The leather straps of the harness dug into Meira’s thighs as Mrithun reared up, catching the dragonis with the razor-sharp points of her polished claws. The dragonis hissed, releasing flames that licked at the plated scales on Mrithun’s belly. Meira felt the warmth against the soles of her boots and clenched her teeth.

Smoke was building in Mrithun’s nostrils, making the visibility worse as it mingled with the incoming snow. The shape of the dragonis was all Meira could make out as its tail lashed out toward them. Mrithun was fast, snatching up its tail in her mouth, flames licking out around it. The dragonis let out a high-pitched keening noise before yanking its scorched tail away and fleeing.

Typically, Meira would be content to let it go and run back toward the mountains where it lived but today she needed a reason to be miles away from the others. So Mrithun gave chase. She hoped the noises that the dragonis let out and the sound of Mrithun growling as she went partnered well with the luck that befell them as the snow grew thicker yet. She could hardly make out the other scale riders, only getting a decent visual when their fire lit up the sky.

Her Bold Wing huffed, but it sounded more like a giddy laugh as the dragonis took off and Mrithun continued forward following the same tug of the curse that Meira felt in her chest. Meira held her breath as they put distance between her group and the others. She prayed they’d heard enough of the small battle to think that perhaps she’d been injured and stopped to nurse her wounds not far away. If they thought she was hurt then they wouldn’t consider her absence a dismissal of her duties.
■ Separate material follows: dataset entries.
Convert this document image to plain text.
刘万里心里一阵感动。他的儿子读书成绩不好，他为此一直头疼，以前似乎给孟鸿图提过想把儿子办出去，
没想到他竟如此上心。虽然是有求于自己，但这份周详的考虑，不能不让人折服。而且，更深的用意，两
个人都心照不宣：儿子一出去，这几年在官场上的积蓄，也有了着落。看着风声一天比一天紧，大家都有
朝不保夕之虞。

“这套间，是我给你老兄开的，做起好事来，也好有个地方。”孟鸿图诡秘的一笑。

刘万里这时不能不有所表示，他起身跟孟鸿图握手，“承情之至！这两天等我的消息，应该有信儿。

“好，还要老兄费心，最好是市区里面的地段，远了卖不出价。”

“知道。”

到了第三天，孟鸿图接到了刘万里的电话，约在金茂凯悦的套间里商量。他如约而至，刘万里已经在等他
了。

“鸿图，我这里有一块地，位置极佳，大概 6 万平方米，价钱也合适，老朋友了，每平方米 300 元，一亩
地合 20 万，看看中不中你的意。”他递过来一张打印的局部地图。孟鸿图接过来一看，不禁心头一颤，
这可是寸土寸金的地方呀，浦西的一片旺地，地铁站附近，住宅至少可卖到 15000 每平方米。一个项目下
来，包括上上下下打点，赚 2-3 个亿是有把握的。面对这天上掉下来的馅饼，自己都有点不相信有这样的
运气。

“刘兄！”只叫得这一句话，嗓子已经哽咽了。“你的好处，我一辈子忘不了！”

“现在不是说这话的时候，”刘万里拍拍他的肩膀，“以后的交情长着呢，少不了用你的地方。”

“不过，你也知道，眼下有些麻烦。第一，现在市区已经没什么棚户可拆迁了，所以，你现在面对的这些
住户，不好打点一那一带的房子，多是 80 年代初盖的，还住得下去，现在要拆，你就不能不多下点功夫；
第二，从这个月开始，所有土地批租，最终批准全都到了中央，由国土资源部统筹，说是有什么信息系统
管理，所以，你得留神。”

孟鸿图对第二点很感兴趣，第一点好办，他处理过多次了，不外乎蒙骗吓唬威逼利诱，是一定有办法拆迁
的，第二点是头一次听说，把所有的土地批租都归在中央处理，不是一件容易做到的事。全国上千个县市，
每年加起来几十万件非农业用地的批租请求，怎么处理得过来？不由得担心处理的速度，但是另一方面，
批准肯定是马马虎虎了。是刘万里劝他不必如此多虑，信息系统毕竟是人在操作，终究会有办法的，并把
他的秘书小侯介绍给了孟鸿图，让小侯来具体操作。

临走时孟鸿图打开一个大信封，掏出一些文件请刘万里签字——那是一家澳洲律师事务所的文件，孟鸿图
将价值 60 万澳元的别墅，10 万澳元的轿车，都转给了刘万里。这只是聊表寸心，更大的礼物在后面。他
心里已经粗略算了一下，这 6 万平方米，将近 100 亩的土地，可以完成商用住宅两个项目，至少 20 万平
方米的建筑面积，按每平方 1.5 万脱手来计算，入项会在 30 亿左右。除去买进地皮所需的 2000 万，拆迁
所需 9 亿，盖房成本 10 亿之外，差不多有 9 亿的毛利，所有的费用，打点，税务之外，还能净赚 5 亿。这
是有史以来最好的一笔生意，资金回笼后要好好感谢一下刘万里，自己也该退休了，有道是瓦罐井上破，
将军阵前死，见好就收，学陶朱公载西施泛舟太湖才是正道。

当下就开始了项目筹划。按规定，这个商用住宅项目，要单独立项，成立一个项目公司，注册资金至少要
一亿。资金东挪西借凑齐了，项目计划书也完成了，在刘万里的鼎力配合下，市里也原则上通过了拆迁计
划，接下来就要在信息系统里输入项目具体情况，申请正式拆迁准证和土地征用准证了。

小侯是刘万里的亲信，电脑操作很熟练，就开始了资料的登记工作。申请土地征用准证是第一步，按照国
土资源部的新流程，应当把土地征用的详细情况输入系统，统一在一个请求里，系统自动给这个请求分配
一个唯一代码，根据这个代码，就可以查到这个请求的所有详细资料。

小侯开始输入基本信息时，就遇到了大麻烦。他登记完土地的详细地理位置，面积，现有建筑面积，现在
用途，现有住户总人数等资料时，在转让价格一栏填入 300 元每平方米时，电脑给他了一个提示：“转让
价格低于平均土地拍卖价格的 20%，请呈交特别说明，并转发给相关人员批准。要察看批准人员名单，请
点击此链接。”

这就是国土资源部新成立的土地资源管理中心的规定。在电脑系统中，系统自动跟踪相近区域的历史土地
Bram would be furious, but Bram’s rage was nothing in comparison to the need to have Remis. Want filled every fiber of Meira’s being. The spell that gripped her was a needy, wanting thing, and it craved Remis. It craved his blood.

Meira could practically smell Remis on the wind. Salt, copper, and an underlying scent of musk. She pulled her feet from the straps that held her and slid down Mrithun’s wing in a well-practiced move. She dropped onto the forest floor, let off just past the river in a small clearing of trees that Mrithun had been able to get into. The impact of the landing reverberated up through her heels, knees, and her hips which took the brunt of it. She ignored the spike of pain that screamed in her heels and moved swiftly into the trees.

With her back against a tree trunk, she took a moment to catch her breath and roll her facial covering up into her hood. The metal of her sword sang quietly as she pulled it from the sheath. Already she could hear the sound of voices, one rising higher than the others. If Remis did indeed come from the loins of a witch, it was possible he could feel the demands of the curse too. He’d know she was near. He’d run. But it was another voice, an unfamiliar one, that cried out.